E vai ter de investir em material circulante. Em muito. A última compra foi em 1999 (automotoras do Porto, colocadas em serviço entre 2002 e 2004). Cerca de metade da frota da CP (que totaliza cerca de 300 unidades motoras e 100 carruagens de serviço Intercidades) carece de substituição a curto prazo. A 15 anos, provavelmente falamos de 80%. A factura de anos de desinvestimento está aí, e o país ou encerra a rede ferroviária ou tem de a pagar – é uma dívida não contabilizada na dívida pública mas que existe.
Fundamental é também a assumpção da dívida da CP pelo Estado, ao mesmo tempo que defina a contratação do serviço público e dê autonomia à gestão, responsabilizando tal como em qualquer empresa a sua administração por cumprimento de objectivos e não tolerando a existência de prejuízos sistemáticos que voltem a gerar um novo bolo de dívida. Facto é que a dívida cá está, custa cerca de 100M€/ano (a CP tem cerca de 300M€ de proveitos anuais), e não pode continuar às costas da CP. Os políticos têm de assumir o que fizeram com este seu quintal.
Quando tudo estiver em ordem, será possível olhar também para o lado institucional da ferrovia e para considerações económicas e de concorrência. Em 2020 o mercado interno abre-se à concorrência, e poderá ser possível por a concurso também as obrigações de serviço público, cujos moldes podem ser muito variáveis (de curta duração com material circulante detido pelo Estado, de longa duração com material circulante detido pela empresa, etc.).

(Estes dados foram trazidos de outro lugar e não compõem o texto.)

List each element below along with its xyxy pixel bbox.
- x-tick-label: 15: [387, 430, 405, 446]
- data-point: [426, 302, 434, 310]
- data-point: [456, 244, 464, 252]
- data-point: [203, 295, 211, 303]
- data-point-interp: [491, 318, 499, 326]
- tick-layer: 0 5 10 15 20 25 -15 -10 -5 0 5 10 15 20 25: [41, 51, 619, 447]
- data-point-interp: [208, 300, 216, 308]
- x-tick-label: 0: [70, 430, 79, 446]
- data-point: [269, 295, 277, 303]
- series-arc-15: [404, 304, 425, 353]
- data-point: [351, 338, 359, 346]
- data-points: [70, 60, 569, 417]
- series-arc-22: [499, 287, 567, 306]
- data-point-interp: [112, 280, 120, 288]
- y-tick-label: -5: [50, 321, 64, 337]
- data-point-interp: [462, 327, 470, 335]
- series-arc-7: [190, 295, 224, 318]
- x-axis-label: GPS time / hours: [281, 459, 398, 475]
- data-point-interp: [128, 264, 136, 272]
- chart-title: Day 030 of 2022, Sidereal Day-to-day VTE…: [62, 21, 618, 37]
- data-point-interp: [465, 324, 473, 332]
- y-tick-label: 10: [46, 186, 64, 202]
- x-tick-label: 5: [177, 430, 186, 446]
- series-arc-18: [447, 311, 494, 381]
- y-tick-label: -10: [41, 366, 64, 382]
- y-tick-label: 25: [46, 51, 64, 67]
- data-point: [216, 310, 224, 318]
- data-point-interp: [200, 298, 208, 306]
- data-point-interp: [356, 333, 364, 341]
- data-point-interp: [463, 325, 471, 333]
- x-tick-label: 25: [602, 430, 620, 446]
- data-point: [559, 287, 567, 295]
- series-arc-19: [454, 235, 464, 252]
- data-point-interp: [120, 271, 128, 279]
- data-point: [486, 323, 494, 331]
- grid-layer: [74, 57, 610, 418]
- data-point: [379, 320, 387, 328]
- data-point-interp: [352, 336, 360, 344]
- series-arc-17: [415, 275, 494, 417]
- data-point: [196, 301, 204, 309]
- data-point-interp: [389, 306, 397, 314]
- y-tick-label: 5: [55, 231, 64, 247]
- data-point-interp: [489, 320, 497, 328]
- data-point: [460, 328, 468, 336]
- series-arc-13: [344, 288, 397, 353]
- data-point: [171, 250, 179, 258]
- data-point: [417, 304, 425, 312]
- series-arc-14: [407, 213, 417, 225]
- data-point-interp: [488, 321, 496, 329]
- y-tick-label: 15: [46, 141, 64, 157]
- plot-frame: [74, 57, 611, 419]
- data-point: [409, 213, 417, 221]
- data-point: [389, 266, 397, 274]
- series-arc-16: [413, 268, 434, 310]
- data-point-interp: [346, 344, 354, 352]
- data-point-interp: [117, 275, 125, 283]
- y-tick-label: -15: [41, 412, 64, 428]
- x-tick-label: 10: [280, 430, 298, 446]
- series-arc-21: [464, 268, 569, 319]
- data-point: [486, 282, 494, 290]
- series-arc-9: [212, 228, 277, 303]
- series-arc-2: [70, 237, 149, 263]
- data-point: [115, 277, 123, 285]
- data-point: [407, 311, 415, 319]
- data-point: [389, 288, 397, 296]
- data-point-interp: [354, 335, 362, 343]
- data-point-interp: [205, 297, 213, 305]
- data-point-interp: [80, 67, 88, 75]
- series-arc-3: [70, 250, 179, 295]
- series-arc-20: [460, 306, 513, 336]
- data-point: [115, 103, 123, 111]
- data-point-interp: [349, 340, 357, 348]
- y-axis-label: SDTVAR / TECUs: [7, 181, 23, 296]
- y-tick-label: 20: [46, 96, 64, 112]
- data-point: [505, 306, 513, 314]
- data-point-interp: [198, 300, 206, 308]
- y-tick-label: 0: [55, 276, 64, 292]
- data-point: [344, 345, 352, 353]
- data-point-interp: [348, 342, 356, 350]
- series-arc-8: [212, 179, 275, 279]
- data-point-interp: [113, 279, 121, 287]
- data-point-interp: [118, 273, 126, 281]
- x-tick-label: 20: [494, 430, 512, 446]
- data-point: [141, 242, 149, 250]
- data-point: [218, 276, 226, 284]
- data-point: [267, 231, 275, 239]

Mas não adianta sequer irmos por aí num país onde a operação ferroviária está hoje em mínimos de sempre – e a todos os níveis.
Não pode o governo negar a existência de problemas que decorrem da sua obscura e irresponsável execução orçamental, que mistura cativações já corriqueiras com outras tácticas para não executar investimento – e em termos de manutenção ferroviária, grande parte das tarefas são classificadas como investimento. Se o Governo atabalhoadamente diz que recebeu uma empresa em mau estado e com oficinas com menos pessoal do que anos antes, como podem hoje as oficinas terem ainda menos gente do que em 2016? É preciso por um ponto final na desresponsabilização e na total ausência de propostas governamentais para o futuro. Ninguém poderá contestar, sugerir ou até elogiar opções deste governo uma vez que elas não são públicas. Pretende privatizar a CP à má fila, degradando o serviço propositadamente? Pretende manter pública mas em agonia? Quer fazer da CP uma grande operadora ibérica tendo em vista a abertura dos mercados em 2020?
O que quer, afinal, o Governo?
Para o resgate do sistema ferroviário é fundamental agir agora e em força. Governação é o exercício dilemático de opções conflituantes. O Governo não pode continuar a fingir que, com recursos sempre limitados, vai acorrer a tudo. Tem deixado a ferrovia na cauda das suas prioridades sem que o assuma, impedindo o transparente escrutínio da sua acção e inclusivamente cerceando as possibilidades da população optar entre projectos claros em sede eleitoral. Para já, a opção destes três anos de governo tem sido sempre comprar as linhas vermelhas de Bloco e PCP em nome do projecto de poder do primeiro-ministro. Os resultados estão à vista e ainda vão piorar.